Referências Bibliográficas
FREIRE, A. Rio de Janeiro: uma capital para a República. Rio de Janeiro: ALERJ/FGV, 1998. [ Links ]
ARGAN, G. C. A história da arte como história da cidade. Rio de Janeiro: Ed. Martins Fontes, 1992. [ Links ]
RIBEIRO, L. C. de Q.; SANTOS JUNIOR, O. dos (Org.). Globalização, fragmentação e reforma urbana: o futuro das cidades brasileiras na crise. 2 ed. Rio de Janeiro: Civilização Brasileira, 1994. [ Links ]
Endereço para correspondência
E-mail:cleiaschiavo@terra.com.br
Recebido em: 05/03/2007
Aceito para publicação em: 26/08/2007
Notas
* Pós-Doutorado Uiversita Di Roma Tor Vergata, Roma, Itália.
1 A fase heróica do Patrimônio Histórico, no Brasil, corresponde à gestão de Rodrigo de Melo Franco quando se enfatizou não só o culto aos heróis da Pátria, mas também a defesa do patrimônio arquitetônico construído.
2 Afirmam Luiz César de Queiroz Ribeiro e Orlando dos Santos Júnior (1994) que a pobreza na cidade não se distribui mais segundo a classificação de centro/periferia, mas de forma fractal, ou seja, ela se derrama na cidade como um todo.
3 Na República Velha, o grupo político denominado Triângulo instituiu-se como um grupo regional, atuava na área correspondente à atual AP5, diante da pressão exercida pelo poder central do antigo território do Distrito Federal. Para maiores detalhes ver livro de Américo Freire, “Rio de Janeiro:uma capital para a república” (ALERJ/FGV), publicado em 1998.

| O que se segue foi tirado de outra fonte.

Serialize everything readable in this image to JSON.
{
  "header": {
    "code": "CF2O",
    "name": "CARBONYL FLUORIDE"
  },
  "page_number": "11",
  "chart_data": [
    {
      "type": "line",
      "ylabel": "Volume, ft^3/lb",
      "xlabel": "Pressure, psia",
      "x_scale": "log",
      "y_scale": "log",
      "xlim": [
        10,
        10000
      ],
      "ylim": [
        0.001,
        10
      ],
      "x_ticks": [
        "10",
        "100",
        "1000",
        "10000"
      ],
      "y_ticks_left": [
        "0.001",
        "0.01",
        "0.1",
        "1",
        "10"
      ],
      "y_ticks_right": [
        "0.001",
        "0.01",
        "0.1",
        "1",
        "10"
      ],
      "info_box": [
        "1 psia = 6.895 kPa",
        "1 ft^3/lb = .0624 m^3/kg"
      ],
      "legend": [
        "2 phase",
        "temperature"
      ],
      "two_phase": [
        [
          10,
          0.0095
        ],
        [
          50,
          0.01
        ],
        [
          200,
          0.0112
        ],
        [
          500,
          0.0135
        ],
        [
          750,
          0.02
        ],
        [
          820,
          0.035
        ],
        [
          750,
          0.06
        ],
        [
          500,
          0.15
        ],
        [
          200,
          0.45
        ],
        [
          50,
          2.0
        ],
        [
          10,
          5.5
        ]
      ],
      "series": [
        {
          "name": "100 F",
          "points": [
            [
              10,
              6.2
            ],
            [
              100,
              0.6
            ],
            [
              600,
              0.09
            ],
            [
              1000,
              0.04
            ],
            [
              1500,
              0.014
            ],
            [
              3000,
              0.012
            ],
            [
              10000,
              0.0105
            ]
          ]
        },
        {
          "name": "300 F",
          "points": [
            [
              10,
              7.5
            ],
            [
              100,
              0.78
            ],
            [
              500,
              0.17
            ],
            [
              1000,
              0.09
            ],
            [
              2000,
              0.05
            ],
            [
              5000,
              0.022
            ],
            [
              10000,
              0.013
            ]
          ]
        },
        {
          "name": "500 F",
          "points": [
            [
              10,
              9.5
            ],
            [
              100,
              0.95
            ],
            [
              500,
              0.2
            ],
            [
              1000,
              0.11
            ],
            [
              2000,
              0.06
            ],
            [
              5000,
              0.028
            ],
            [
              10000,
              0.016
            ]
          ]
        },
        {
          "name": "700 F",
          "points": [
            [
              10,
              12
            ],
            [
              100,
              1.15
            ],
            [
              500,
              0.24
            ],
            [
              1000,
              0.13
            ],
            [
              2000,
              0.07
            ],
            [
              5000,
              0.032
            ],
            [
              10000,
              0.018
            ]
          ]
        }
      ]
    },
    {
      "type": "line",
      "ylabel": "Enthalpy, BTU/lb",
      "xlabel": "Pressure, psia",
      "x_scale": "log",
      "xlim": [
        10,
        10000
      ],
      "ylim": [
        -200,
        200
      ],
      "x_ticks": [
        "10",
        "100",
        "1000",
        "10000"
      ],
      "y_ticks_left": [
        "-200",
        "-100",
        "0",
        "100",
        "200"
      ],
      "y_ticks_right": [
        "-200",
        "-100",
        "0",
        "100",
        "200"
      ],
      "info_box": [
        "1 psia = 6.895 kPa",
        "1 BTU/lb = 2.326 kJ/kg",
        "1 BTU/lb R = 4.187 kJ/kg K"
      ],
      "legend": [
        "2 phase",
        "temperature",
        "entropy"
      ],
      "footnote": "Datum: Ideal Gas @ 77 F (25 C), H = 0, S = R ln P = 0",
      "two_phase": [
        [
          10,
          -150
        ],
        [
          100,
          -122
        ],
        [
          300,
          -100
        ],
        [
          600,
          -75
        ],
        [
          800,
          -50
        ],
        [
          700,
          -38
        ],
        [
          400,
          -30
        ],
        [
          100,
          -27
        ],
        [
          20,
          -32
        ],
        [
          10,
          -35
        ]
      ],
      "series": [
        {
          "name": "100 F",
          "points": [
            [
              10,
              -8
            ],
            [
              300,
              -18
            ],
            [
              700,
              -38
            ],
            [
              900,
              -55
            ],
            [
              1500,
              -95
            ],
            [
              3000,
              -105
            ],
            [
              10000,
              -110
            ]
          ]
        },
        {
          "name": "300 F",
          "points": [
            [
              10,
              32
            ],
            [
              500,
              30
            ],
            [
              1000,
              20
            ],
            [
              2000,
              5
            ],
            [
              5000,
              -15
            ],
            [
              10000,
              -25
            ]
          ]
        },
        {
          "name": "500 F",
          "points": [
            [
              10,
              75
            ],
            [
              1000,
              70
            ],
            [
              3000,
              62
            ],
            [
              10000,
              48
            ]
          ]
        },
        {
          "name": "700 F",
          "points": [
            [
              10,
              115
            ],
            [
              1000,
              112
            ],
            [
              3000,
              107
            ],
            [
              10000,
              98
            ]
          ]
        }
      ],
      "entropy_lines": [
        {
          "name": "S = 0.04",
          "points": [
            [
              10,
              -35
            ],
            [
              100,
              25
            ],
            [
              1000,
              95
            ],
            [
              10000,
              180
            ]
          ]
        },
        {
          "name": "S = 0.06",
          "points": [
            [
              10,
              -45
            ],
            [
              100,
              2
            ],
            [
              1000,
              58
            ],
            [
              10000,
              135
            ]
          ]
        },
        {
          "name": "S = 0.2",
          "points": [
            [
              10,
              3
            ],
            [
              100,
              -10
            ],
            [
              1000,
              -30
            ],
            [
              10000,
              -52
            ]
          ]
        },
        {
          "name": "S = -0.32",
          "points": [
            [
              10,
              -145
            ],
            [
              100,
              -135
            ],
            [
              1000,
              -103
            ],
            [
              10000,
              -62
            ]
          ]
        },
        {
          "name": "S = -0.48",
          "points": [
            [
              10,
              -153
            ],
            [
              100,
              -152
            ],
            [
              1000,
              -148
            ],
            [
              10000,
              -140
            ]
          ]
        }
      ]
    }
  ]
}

4 O Atlas Escolar do Município do Rio de Janeiro registra os investimentos culturais na cidade do Rio de Janeiro indicando a precariedade deles na Zona Oeste da cidade, em particular na Área de Planejamento V.
5 Como se sabe, o IDH calcula as condições de vida da população a partir das estatísticas sobre educação, saúde e renda.